Putin's new Internet technocrat

Anton Vaino's Nooscope is not quite what the Western news media thinks.


T here's a lot of speculation out there about Anton Vaino, the guy that Putin has chosen to replace his chief of staff, former KGB officer Sergei Ivanov. Some of it is going off the deep end.

The BBC, for instance, says this about Vaino's 2012 article in the Russian language journal Economics and Law:

Written in a dense academic prose - which many Russian commentators this week said they found almost impossible to understand - and accompanied by even more complex charts and diagrams, the article outlines new ways of organising and understanding society.

The article describes a new device called a ‘nooscope’ which, it says, can tap into global consciousness and “detect and register changes in the biosphere and in human activity.”

The BBC goes on to quote some Russian economists who call it “a utopian idea which has no connection to science.” They quote one Russian professor as saying “It's a rejection of the current realities. They want to change things but they don't want to understand what things are really like.”

Mohit Priyadarshi at the Inquisitr writes:

Vaino appears to have constructed a mythology of his own through the clever use of intense academic jargon and quasi-mystical language, hoping to lead Russians to believe that he has gained access to a transcendental code which could bring an end to all human suffering. Claiming that he has a ‘code of the market’ at his disposal, Vaino's article argues that the ‘Nooscope’ can render the invisible visible, thus ushering in a new era of technologically adept humans that can co-exist peacefully with each other.

Frankenstein's lab
Frankenstein's lab and research associate

All this makes Vaino sound like a genius who has invented some clever device to control the world by sending out mind-control rays from his basement. But what does the article really say?

This Nooscope is not a machine and it doesn't use any new scientific principles. Essentially it's a scheme for using the Internet of Things (IoT) to get information about people's choices. Vaino bills it as “a paradigm of proactive management is to prevent crises due to the capitalization of the future.”

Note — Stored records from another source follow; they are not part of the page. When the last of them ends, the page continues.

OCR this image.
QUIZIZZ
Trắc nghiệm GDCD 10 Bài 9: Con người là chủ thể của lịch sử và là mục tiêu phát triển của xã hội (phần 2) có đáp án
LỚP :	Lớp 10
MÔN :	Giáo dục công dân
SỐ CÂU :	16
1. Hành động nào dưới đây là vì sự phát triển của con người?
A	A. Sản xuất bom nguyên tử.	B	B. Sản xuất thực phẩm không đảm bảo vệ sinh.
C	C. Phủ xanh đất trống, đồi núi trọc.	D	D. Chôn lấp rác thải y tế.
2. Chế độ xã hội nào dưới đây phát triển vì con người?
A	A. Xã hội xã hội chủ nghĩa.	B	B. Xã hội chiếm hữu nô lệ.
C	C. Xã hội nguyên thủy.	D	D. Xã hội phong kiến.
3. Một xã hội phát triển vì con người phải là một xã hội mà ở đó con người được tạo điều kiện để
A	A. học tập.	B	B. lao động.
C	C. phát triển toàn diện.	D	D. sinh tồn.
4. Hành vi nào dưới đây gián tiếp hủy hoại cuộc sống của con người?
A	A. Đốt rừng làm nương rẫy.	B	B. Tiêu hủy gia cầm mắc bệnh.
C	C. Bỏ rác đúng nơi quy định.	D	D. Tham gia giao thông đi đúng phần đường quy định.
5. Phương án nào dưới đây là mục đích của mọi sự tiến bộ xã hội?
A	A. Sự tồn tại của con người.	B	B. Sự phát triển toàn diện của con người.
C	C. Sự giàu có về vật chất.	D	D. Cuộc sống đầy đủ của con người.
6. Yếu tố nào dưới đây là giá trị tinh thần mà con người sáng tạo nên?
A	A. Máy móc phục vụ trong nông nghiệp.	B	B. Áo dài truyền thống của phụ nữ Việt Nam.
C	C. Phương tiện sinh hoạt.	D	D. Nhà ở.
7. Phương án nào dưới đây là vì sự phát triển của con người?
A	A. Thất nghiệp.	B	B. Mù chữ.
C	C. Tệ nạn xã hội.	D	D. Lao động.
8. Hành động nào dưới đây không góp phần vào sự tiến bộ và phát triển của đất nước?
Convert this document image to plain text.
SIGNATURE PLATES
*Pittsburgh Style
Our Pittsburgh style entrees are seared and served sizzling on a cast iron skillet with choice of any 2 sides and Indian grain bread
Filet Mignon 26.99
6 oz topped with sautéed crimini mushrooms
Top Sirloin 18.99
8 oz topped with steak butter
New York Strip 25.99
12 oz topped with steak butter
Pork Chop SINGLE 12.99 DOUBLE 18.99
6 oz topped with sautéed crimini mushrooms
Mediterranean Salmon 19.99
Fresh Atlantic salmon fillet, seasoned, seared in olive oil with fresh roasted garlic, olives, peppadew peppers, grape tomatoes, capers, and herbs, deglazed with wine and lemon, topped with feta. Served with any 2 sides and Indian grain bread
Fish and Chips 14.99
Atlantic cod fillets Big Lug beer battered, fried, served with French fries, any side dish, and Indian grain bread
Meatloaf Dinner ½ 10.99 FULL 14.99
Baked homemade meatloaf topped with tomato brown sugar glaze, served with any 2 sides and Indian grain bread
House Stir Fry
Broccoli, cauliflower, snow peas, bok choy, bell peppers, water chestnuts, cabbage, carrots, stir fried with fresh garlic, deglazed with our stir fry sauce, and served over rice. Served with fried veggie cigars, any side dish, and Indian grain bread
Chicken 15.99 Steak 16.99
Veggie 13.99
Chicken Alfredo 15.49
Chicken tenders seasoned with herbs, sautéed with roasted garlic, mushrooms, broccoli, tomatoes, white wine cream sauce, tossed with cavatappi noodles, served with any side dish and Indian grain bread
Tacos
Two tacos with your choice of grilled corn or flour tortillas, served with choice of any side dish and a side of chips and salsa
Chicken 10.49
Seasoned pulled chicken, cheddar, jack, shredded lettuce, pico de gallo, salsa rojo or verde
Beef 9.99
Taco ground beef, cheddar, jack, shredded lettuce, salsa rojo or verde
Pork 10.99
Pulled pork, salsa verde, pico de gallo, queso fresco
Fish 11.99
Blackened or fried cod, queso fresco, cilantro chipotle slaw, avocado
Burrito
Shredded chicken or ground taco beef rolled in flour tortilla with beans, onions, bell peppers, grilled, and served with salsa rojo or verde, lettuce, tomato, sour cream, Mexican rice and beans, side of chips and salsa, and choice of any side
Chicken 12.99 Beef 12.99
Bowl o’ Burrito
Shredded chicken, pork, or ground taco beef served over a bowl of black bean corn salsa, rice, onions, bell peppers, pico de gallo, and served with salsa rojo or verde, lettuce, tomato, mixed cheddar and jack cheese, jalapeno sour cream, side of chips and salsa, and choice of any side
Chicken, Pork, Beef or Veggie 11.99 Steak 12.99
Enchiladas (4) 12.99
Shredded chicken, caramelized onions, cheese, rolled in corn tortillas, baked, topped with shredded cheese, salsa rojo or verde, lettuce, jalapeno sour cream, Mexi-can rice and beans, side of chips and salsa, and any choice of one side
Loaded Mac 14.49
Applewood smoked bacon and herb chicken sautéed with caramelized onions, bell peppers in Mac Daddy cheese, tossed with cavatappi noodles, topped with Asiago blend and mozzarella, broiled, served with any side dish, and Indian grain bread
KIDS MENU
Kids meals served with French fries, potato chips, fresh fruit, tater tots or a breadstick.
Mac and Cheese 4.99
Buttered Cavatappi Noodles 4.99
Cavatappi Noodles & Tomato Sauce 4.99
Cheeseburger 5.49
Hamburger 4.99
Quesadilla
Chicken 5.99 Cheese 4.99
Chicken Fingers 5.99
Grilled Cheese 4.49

The first part of the article is a bunch of pseudo-scientific gibberish about human behavior being analogous to elementary particles that are subject to Heisenberg's Uncertainty Principle. He asks whether “the rationalized [world], so familiar to us that the world around us - familiar to us visually, aurally and touch - really exists, not only in our imagination.”

But his real goal is to understand market forces. The Western economist F.A. Hayek taught that market prices were information that functioned to establish value: since this mechanism does not exist in a socialist economy, wrote Hayek, socialist economies, in their attempts to allocate resources, must invariably gravitate toward authoritarianism. Vaino's promotion may be evidence that Russia is not planning to return to socialism.

Vaino's idea, which he says is protected by fifty patents, is for a central agency to collect vast amounts of data using radio, TV, and the Internet of Things. Each person will carry a little reader with wearable IDs that records whatever events the customer engages in (such as sports victories, life situations, and socio-economic reforms) and reports back the customers' reaction: “Event 1: I like this!' Event 2: I do not like! Event 3: I'll come back here!”

The benefits, he says, will accrue to economic planners, as in the so-called smart bus stop. There is nothing magical or mysterious about it. It is not much different from the commoditization of information currently being done by Facebook, Amazon, and Google. From the article:

NOOSKOP by reading the transaction market code captures the dynamics of the development of the market and its the slightest changes to allow for them, put on the balance sheet and the future capitalized.

Forget any paranoia you may be hearing about the Russians trying to control the world using a thought machine. This technocrat is basically proposing a way of tracking customers. He fluffs the idea up, as academics sometimes do, in quasi-scientific language.

The scheme would require lots of computer power and may there's not a chance in hell it will work, but it says something about the direction the Kremlin wants to go.